La transition monétaire: Pour une monnaie au service du bien commun

Cette analyse est publiée par Etopia en partenariat avec L’Institut Veblen pour les réformes économiques

Par Jézabel Couppey-Soubeyran & Pierre Delandre (mai 2021)

La transition monétaire Note Veblen mai 2021V2

 

RÉSUMÉ

Plus que jamais, la société a besoin que la monnaie soit (re)mise à son service.

Le paysage monétaire est agité. À côté de nouveautés monétaires comme les cryptomonnaies ou les monnaies locales se développent différentes propositions visant à réformer ponctuellement ou structurellement le système monétaire. Ce sont des propositions comme l’hélicoptère monétaire, l’annulation des dettes publiques détenues par les banques centrales, le don monétaire ou la théorie monétaire moderne. Les banques centrales, de leur côté, en réponse aux crises financière et pandémique, poursuivent des « mesures non conventionnelles », qui transforment leur mode d’action, consistant à fournir des montants sans précédent de monnaie aux banques et aux marchés financiers.

Par certains aspects, ces turbulences monétaires ressemblent à l’effervescence du XIXe siècle pendant lequel les innovateurs de l’époque, hérauts du banking principle, réclamaient un système monétaire adapté aux besoins d’une économie en forte croissance, libéré de la contrepartie en or de la monnaie, alors que les conservateurs, défenseurs du currency principle, s’accrochaient à la traditionnelle définition métallique de la monnaie.

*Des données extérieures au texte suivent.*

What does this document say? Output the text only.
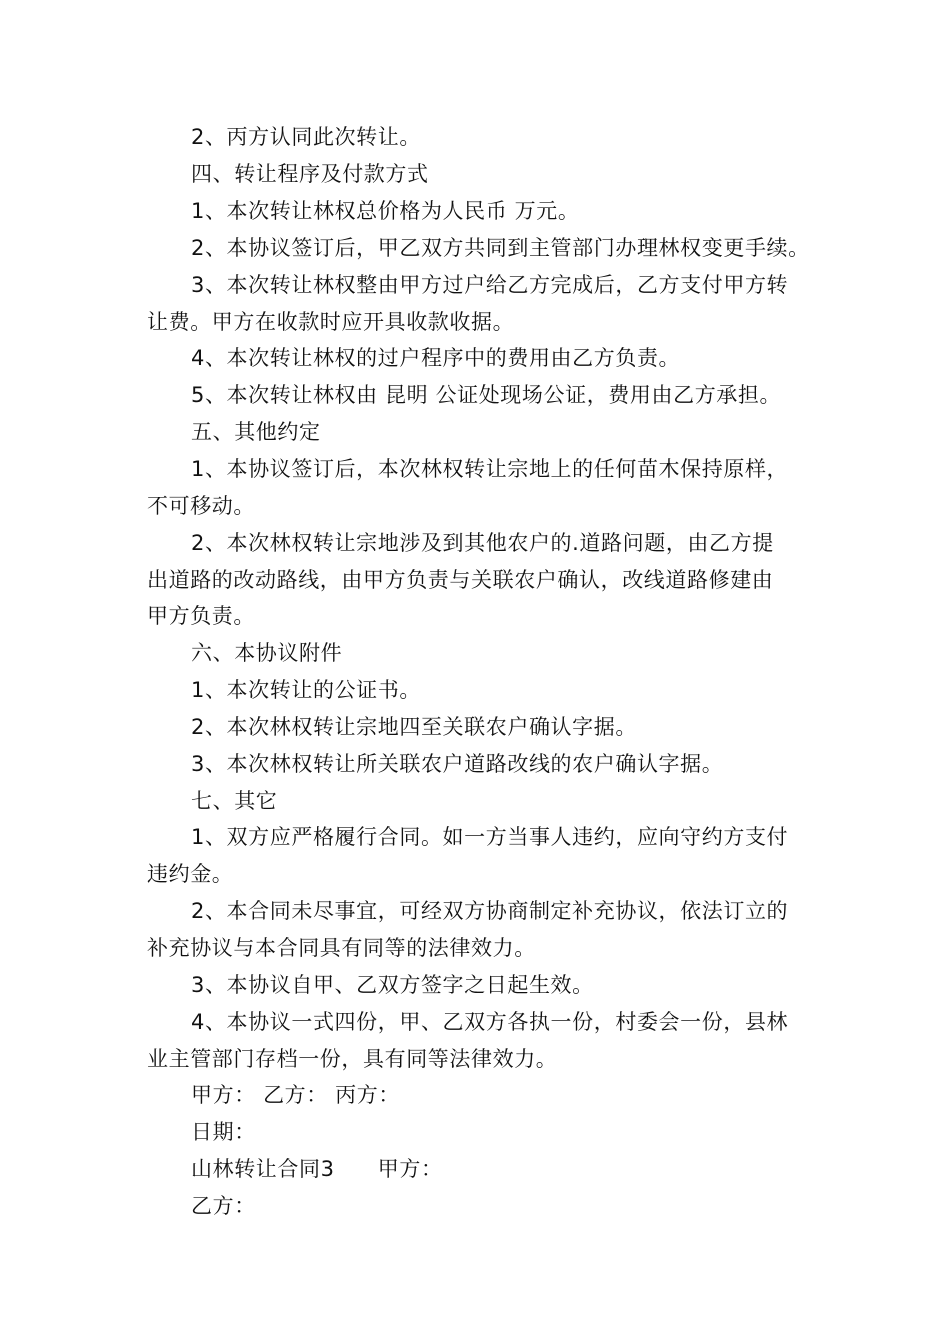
2、丙方认同此次转让。
四、转让程序及付款方式
1、本次转让林权总价格为人民币 万元。
2、本协议签订后，甲乙双方共同到主管部门办理林权变更手续。
3、本次转让林权整由甲方过户给乙方完成后，乙方支付甲方转
让费。甲方在收款时应开具收款收据。
4、本次转让林权的过户程序中的费用由乙方负责。
5、本次转让林权由 昆明 公证处现场公证，费用由乙方承担。
五、其他约定
1、本协议签订后，本次林权转让宗地上的任何苗木保持原样，
不可移动。
2、本次林权转让宗地涉及到其他农户的.道路问题，由乙方提
出道路的改动路线，由甲方负责与关联农户确认，改线道路修建由
甲方负责。
六、本协议附件
1、本次转让的公证书。
2、本次林权转让宗地四至关联农户确认字据。
3、本次林权转让所关联农户道路改线的农户确认字据。
七、其它
1、双方应严格履行合同。如一方当事人违约，应向守约方支付
违约金。
2、本合同未尽事宜，可经双方协商制定补充协议，依法订立的
补充协议与本合同具有同等的法律效力。
3、本协议自甲、乙双方签字之日起生效。
4、本协议一式四份，甲、乙双方各执一份，村委会一份，县林
业主管部门存档一份，具有同等法律效力。
甲方： 乙方： 丙方：
日期：
山林转让合同3　　甲方：
乙方：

Pour les critiques actuels, la dégradation des conditions de vie, les dégradations sociales et environnementales sont les conséquences de l’hypertrophie de l’ordre marchand et financier soutenu par le système monétaire. Dans le prolongement de ce constat, leurs propositions visent à mettre la monnaie de la banque centrale au service du bien commun, de la transition écologique et sociale ou de l’investissement public.

Au-delà de leurs différences, la plupart des propositions de réformes du système monétaire se rejoignent pour affirmer la nécessité de créer un nouveau mode d’émission monétaire, dans lequel c’est la banque centrale – ou un institut d’émission – qui décide, dans le cadre d’une gouvernance démocratique, d’émettre les quantités de monnaie centrale nécessaire pour atteindre les objectifs fixés en l’attribuant à un secteur particulier (l’État, les ménages, les entreprises) et en l’affectant à une fin déterminée (le soutien au revenu des ménages, à l’activité des entreprises, aux investissements publics, à la transition écologique…). Nous l’appelons dans cette note « mode volontaire de création de la monnaie centrale » et désignons par « transition monétaire » le passage à ce nouveau mode d’émission.

Cette émission monétaire serait différente de celles qui existent actuellement, en deux points essentiels :
– elle ne serait associée ni à un crédit ou prêt remboursable, ni à un achat de titres revendables, elle serait donc « sans contrepartie » ;
– et puisque aucune contrepartie exigible sous forme de remboursement n’amènerait à ce que la monnaie créée retourne vers la banque centrale, elle serait « permanente » au lieu d’être temporaire.

Le débat s’ouvre. Selon nous, il s’inscrit dans une régularité historique qui veut que chaque fois que la société en a eu besoin, elle a transformé le système monétaire pour l’adapter à ses besoins. Ainsi, le « mode bancaire de création monétaire », issu du banking principle, a supplanté « le mode féodal de création monétaire » et a répondu, en son temps, à l’installation de l’ordre marchand. Les temps ont changé. Réparer l’injustice sociale, accélérer la transition écologique, garantir l’emploi, assurer un minimum vital sont autant de priorités et de besoins auxquels l’ordre marchand ne saura pas répondre. Pour les partisans de cette réforme, la transformation du mode d’émission de la monnaie, en revanche, le pourrait.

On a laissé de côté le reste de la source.